An empty corner under the sky, all the houses of the city have it. Some nourish it and some abandon it. When I started making photographs on different rooftops all over Dhaka city, I never thought I could collect so much of memories besides the photographs.
The plants on the abandoned bathtub, the giant antenna, the broken Ludo board, graffiti & little trees are all part of our lives in this city.
When I was little, I used to go to the rooftop the most. Back then people were more attached to it. Having grown up in a joint family, I had many cousins. We had our secret place, where we used to meet, where we used to play hide and seek. My uncle would make kites for us to fly, when there were no kites, we would still fly poly bags tying with a thin rope. Most of the time we stayed there playing and counting stars. And sometimes climbing the little guava tree that was planted by my dad.

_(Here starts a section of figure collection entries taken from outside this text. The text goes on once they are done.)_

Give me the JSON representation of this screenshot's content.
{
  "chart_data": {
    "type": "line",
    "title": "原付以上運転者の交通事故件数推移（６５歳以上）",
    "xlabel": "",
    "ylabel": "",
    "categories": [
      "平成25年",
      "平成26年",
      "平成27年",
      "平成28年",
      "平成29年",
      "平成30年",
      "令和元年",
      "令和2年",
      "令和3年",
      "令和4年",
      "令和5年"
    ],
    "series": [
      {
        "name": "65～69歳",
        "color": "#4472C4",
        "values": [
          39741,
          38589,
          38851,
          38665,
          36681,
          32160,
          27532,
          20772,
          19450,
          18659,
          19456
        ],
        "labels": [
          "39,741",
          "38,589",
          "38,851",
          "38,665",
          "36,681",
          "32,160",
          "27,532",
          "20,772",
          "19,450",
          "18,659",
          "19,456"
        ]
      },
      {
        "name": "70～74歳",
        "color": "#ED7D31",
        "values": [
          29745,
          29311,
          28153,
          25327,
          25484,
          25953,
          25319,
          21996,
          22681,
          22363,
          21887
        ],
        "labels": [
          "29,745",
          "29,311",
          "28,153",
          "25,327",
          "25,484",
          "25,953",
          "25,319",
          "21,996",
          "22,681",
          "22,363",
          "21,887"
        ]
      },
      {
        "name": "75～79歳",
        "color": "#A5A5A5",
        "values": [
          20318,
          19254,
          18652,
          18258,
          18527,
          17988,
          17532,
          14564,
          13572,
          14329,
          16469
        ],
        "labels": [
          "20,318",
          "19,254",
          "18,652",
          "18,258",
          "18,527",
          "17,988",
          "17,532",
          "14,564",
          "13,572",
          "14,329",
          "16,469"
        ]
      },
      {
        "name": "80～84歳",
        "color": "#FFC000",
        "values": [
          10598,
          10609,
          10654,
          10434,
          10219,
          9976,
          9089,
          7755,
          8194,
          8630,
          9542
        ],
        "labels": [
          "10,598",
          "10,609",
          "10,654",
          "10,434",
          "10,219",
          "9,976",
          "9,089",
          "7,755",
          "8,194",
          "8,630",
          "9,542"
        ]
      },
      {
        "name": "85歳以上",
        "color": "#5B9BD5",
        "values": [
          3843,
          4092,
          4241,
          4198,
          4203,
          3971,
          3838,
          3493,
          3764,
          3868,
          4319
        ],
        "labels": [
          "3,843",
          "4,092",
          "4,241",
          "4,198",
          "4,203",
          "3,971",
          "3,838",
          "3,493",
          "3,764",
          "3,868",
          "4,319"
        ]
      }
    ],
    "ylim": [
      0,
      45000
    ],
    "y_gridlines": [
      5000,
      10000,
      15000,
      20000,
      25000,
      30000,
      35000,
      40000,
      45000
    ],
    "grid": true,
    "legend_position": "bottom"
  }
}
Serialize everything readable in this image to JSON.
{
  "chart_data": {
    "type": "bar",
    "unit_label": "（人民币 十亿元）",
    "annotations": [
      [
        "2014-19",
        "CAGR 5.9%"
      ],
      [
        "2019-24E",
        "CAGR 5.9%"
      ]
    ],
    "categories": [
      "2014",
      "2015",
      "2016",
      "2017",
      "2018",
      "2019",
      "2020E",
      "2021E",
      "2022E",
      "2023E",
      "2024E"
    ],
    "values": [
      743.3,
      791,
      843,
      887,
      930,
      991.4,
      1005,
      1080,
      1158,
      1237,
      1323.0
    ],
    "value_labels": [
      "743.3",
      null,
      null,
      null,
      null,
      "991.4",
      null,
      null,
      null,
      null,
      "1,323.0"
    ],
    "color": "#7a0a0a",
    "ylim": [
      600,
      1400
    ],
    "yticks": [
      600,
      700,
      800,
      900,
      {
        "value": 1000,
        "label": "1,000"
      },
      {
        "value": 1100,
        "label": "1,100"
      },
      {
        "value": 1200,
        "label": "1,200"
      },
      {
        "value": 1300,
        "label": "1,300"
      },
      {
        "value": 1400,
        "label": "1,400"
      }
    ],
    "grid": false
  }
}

When there was a power cut, we used to get ecstatic only because we could bunk the studies and go to the rooftop, elders used to put sheets on the floor, we would sing, rhyme and sometimes listen to stories about ghosts and what not. In winter, the rooftop was the place to cook and arrange family picnics. Monsoon was never boring, when me, my mother and sisters could sing and dance under the rain.
The buildings of old part of the city is more close to each other. One could just visit these roofs and climb unknown buildings. The people here spend their spare times at the rooftop in the evening. I ask for water, as I climb five to six rooftops a day. (Needs more elaboration) However, in new Dhaka, I do not have to ask for water, because there are elevators! But even if I had to, I couldn’t, because there are hardly people on rooftops. We need an appointment first to get into the building. In most cases, it’s a ‘no’.
The rooftops are tiled and empty. You get to see buildings of the same size and shape, standing side by side. I have seen the changes, the lives on this rooftops. Every rooftop has its own story, own corner and its traces of life.